Over the years as I have become sicker, less tolerant of chemicals and indoor enviroments and more allergic to foods,  Valentine’s Day has been celebrated less.  As I was thinking about today’s post I remembered a few Valentine’s Days that were anything but romantic.  I am including a few excerpts from my book.

2001

Valentine’s Day 2001 was anything but romantic. I had been on the IV for a few days and the antifungal drug and oral antibiotic for close to a week. I had gone to work as usual. Rick and I had made no definite plans on how we would spend the evening because I had been sos tired, and we were not sure if I would feel up to anything at the end of the day. Shortly around noon, my throat began to feel restricted. I tried to wait it out. Finally I phoned Dr. D. He suggested that I go to the emergency room.

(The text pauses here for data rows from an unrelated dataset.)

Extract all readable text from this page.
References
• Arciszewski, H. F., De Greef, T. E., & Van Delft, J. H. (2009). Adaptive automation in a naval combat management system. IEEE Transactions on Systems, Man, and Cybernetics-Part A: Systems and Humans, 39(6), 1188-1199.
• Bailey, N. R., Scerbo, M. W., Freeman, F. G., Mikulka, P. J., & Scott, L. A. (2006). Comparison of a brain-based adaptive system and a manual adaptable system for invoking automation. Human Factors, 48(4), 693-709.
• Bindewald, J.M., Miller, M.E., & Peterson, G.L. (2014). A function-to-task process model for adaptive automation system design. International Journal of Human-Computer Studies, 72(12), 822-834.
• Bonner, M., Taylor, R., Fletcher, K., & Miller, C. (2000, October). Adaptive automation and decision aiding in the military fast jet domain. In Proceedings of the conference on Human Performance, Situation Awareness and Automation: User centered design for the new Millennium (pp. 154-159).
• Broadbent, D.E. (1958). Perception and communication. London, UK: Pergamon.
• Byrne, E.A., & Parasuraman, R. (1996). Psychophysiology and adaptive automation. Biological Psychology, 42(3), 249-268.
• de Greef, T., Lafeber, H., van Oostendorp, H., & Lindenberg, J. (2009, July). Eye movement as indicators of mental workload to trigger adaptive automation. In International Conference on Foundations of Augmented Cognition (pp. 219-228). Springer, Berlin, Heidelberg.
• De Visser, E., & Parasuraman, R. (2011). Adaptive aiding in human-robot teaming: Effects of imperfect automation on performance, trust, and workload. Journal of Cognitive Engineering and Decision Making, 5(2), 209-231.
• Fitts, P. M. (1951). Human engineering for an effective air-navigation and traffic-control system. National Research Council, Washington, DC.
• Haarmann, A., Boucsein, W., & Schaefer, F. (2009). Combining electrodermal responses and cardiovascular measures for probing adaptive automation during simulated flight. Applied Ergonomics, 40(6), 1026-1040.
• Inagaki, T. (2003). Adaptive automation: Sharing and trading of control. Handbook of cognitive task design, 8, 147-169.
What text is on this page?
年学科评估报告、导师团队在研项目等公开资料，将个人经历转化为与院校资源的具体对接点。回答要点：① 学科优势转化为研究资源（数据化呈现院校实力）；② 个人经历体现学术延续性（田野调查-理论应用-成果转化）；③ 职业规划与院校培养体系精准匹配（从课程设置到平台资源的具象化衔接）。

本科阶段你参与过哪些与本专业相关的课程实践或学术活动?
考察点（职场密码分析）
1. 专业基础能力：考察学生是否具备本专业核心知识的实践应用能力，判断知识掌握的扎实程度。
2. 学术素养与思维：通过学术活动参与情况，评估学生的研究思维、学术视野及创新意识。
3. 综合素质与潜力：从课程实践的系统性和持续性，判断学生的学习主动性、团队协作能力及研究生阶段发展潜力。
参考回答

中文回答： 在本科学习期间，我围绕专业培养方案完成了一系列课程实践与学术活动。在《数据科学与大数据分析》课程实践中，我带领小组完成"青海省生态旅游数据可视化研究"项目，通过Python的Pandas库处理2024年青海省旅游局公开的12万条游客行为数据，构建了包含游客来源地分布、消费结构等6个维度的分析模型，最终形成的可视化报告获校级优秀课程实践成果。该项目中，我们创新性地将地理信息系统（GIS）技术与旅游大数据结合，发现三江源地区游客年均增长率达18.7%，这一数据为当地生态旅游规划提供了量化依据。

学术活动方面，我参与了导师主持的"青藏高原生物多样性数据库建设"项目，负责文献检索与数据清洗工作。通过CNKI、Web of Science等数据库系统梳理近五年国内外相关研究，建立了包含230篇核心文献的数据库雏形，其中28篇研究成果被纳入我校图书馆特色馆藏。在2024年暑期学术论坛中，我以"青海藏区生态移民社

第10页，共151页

I drove myself to the hospital, which, I realize now, was probablly not the smartest thing to do…..I was released and went home around 2:00 a.m. on Thursday.

2003

Valentine’s Day  was very hard for me. I celebrated without my valentine.  I was in Dallas, and Rick was home in California.  I couldn’t even walk across the alley to the store and buy him a card.  I always bought special things for him, Sarah, and Laura.  I realized that they were just “things” but it was something I looked forward to doing.

The pain in my left eye and sinus area was becoming worse.  I was so hungry from fasting.  “Normal” people were going out to dinner to celebrate and eating fancy desserts and chocolates, and all I had was getting was a lousy glass of water…

2004

On February 11, 2004 (a few days before Valentine’s Day) I wrote in my journal, “I hat this aspect of my life.  It causes paranoia.  I am so afraid of reinfecting myself that I wonder:  even if the allergies get more manageable, will I be able to go out anyway…… and a few days after Valentines Day I was preparing for a much dreaded defense medical appointment

2006

I received notice late in December that my trial would begin soon.  The first session was scheduled for February 7, 2006 (exactly a week before Valentine’s Day).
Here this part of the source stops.